April 22, 1947
Los Angeles
Deposed in the office of Attorney Paul Overtorf, newlywed Mrs. Dorothy Evelyn Burks Stoner, 25, denied the claims of cosmetics manufacturer Andrew Norman, 60, that she had relieved him of a $75,000 home and $25,000 in jewels by means of “female arts.” Why, she had been anxious to marry the gentleman, if he would only divorce his wife.
Mrs. Stoner painted a picture of a relationship that commenced in 1943 and continued until September 1946, when the pair went to Las Vegas to attend the wedding of mutual friends. Inflamed by the matrimonial urge, and wearing the seven-karat diamond engagement ring Norman had given her before a June visit to her family in Kansas, Miss Burks spent some evening hours unloading her woes into the friendly ears of C. Earl Stoner, automobile distributor and acquaintance, whom she encountered in a Las Vegas café.

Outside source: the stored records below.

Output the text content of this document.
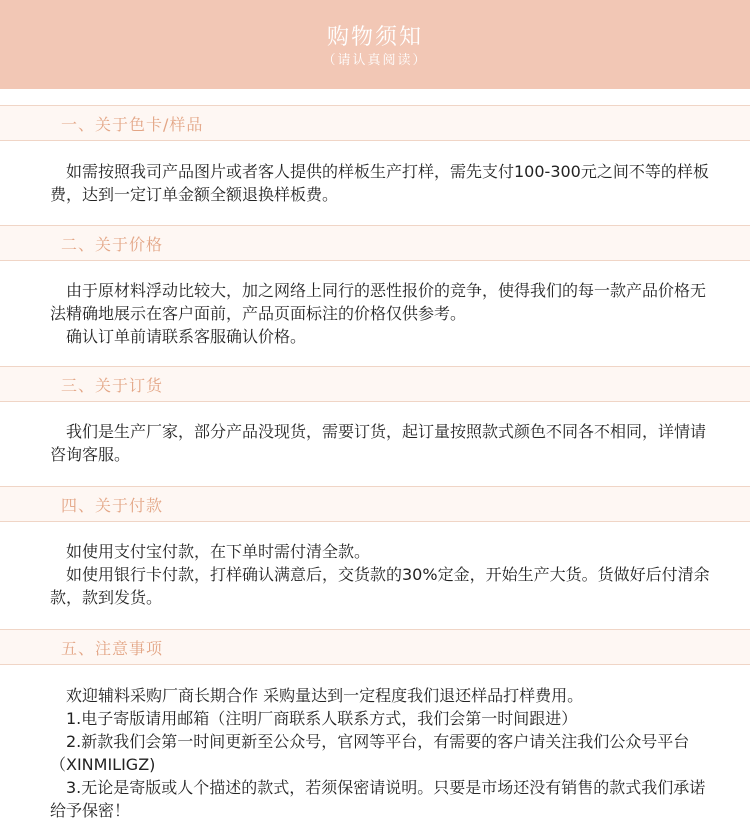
购物须知
（请认真阅读）
一、关于色卡/样品

如需按照我司产品图片或者客人提供的样板生产打样，需先支付100-300元之间不等的样板费，达到一定订单金额全额退换样板费。

二、关于价格

由于原材料浮动比较大，加之网络上同行的恶性报价的竞争，使得我们的每一款产品价格无法精确地展示在客户面前，产品页面标注的价格仅供参考。

确认订单前请联系客服确认价格。

三、关于订货

我们是生产厂家，部分产品没现货，需要订货，起订量按照款式颜色不同各不相同，详情请咨询客服。

四、关于付款

如使用支付宝付款，在下单时需付清全款。

如使用银行卡付款，打样确认满意后，交货款的30%定金，开始生产大货。货做好后付清余款，款到发货。

五、注意事项

欢迎辅料采购厂商长期合作 采购量达到一定程度我们退还样品打样费用。

1.电子寄版请用邮箱（注明厂商联系人联系方式，我们会第一时间跟进）

2.新款我们会第一时间更新至公众号，官网等平台，有需要的客户请关注我们公众号平台（XINMILIGZ)

3.无论是寄版或人个描述的款式，若须保密请说明。只要是市场还没有销售的款式我们承诺给予保密！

On their return to Los Angeles, Burks and Stoner continued the conversation, and two weeks later they were wed.
As for that house at 348 Homewood in Brentwood? A gift from Mr. Norman, made sometime between March and June, as scant compensation for a lass who was wasting her fertility on a stubborn old goat who wouldn’t give her the home and children she craved. Oh, sorry, I meant to say, “I loved him like a father,” as stated by Mrs. Stoner in deposition today.